Alckmin reclamou do ONS (Operador Nacional do Sistema) que, segundo ele, priorizou a geração de energia elétrica na represa do Jaguari, e não o fornecimento de água. Segundo ele, a represa poderia garantir mais 1,1 bilhão de m³ de água.

Reservatórios

Na terça, o nível do Cantareira caiu para 12,7%, já contabilizados os 106 bilhões de litros da segunda cota do volume morto.
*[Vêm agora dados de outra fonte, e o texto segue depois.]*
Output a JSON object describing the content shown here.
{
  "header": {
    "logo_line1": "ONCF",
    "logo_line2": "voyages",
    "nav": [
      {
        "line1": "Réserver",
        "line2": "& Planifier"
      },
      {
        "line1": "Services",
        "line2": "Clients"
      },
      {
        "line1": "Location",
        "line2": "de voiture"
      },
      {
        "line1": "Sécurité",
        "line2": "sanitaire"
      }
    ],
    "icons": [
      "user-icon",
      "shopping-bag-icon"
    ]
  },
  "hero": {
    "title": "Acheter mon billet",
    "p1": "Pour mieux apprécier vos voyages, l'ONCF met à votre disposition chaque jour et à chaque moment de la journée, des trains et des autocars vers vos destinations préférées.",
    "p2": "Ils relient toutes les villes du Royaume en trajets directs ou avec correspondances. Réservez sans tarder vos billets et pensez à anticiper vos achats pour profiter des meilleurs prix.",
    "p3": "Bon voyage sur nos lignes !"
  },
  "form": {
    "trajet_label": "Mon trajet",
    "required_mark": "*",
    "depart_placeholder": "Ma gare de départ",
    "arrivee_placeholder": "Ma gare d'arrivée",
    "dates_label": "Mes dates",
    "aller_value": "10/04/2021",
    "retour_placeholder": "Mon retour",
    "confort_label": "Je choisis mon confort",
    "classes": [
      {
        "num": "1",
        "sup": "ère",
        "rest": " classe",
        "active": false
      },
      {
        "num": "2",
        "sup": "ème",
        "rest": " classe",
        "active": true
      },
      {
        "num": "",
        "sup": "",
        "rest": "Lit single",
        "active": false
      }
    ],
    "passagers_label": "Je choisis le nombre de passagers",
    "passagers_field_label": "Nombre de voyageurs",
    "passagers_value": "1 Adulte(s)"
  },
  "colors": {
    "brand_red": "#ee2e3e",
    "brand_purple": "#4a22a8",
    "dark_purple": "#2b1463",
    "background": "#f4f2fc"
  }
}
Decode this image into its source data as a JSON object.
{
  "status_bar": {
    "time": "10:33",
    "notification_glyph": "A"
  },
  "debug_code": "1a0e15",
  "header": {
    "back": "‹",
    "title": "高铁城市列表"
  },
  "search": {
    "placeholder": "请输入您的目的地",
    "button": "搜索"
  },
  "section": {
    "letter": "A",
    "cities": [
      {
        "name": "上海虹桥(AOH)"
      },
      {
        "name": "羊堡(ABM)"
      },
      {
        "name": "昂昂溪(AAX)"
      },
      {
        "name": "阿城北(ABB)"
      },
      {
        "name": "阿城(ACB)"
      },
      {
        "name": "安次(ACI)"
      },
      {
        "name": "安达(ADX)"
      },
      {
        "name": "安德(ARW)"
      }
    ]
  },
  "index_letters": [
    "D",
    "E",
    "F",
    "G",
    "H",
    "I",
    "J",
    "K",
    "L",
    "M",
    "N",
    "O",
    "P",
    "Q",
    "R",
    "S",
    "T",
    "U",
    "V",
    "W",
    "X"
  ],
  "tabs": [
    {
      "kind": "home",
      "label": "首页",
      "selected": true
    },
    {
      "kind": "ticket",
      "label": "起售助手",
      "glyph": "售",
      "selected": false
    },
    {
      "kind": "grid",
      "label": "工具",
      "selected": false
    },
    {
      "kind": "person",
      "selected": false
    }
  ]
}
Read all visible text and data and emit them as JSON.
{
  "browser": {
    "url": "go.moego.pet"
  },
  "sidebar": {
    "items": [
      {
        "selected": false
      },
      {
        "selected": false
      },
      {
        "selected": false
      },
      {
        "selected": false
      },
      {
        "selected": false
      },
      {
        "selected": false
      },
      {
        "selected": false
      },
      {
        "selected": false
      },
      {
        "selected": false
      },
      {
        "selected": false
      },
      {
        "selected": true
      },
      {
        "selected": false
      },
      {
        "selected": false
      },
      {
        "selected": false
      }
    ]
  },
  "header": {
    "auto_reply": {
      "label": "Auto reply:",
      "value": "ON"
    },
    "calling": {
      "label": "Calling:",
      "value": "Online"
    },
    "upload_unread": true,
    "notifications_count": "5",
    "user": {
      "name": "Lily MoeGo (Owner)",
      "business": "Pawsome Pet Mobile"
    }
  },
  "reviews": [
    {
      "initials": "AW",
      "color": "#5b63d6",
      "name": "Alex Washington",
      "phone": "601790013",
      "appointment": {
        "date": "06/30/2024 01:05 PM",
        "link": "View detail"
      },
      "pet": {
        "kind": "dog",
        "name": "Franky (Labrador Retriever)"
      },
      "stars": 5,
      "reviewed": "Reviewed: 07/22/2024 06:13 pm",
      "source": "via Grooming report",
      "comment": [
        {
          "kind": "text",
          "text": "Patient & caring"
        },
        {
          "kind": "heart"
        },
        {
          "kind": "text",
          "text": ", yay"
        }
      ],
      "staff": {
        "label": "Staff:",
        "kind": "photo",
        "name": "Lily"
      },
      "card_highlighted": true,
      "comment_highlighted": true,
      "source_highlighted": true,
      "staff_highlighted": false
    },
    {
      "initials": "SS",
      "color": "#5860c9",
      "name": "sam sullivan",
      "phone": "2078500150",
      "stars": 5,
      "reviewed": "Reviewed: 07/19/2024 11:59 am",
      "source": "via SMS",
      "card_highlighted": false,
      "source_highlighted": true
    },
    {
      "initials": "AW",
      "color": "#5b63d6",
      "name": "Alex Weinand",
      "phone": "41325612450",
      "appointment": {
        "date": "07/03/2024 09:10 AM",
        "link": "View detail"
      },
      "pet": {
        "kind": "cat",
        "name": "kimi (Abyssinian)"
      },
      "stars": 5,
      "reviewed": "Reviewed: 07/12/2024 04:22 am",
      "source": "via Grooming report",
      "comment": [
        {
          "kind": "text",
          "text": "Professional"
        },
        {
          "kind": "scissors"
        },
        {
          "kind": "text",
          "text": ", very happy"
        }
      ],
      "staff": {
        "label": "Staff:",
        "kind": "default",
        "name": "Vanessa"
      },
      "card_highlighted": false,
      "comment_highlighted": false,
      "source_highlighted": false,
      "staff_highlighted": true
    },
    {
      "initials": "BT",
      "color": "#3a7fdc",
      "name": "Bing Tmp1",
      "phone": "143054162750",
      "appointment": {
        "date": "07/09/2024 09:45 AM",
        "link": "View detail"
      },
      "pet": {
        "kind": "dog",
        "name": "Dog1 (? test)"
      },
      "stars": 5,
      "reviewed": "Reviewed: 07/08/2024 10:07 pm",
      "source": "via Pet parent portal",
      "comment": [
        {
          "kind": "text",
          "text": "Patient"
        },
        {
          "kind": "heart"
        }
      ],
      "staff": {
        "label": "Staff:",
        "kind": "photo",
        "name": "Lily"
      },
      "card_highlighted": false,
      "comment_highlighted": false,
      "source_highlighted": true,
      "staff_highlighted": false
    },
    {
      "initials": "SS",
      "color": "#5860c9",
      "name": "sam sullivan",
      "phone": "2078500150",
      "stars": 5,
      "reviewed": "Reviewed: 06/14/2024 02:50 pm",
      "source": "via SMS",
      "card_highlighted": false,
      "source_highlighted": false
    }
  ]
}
Os sistemas Alto Tietê e Guarapiranga caíram para 7% e 40,5%, respectivamente.

CPI quer saber quem vetou avisos sobre crise

O presidente da CPI da Sabesp na Câmara Municipal, Laércio Benko (PHS), afirmou que enviou ofício para a presidente da companhia, Dilma Pena, pedindo para que ela informe quem foi o superior que a orientou a não informar a população sobre a crise hídrica que atinge o Estado de São Paulo.

Em um áudio de uma reunião da cúpula da Sabesp, divulgado pela “Folha de S.Paulo”, Dilma afirmou que uma “orientação superior” impediu a empresa de alertar a população sobre a necessidade de economizar água.

Benko disse que irá pedir que o Ministério Público investigue a dirigente por prevaricação e improbidade administrativa.  Em nota, o governo de São Paulo disse que cabe à Sabesp esclarecer as circunstâncias e o sentido das declarações de Dilma Pena.

ONGs propõem 400 ações para aumentar economia

Um grupo formado por cerca de 30 ONGs criou uma lista com cerca de 400 sugestões de economia e medidas a serem tomadas pelo Estado durante a crise hídrica. Entre as propostas do projeto Aliança pela Água está a sugestão de uma multa para quem não economizar água e aviso prévio dos cortes de abastecimento.

O grupo também defende o incentivo a alternativas de economia, como uso de hidrômetros individualizados.

Termômetro marca 34ºC na avenida Paulista | J.Duran Machfee/Folhapress Termômetro marca 34ºC na avenida Paulista | J.Duran Machfee/Folhapress

Chuva chega na sexta, mas calor continua

A nebulosidade aumenta em todo o Estado a partir desta quinta-feira. Na sexta, pancadas de chuva e trovoadas podem atingir a capital, principalmente à tarde. Também há previsão de chuva no sábado e no domingo. Mesmo assim, as altas temperaturas continuam. Na quinta, os termômetros podem marcar 33oC, segundo o Inmet.

Na terça, a máxima foi de 31,7oC. A umidade relativa do ar ficou em torno dos 28%, segundo o CGE. A Defesa Civil decretou estado de atenção (entre 20% e 30%).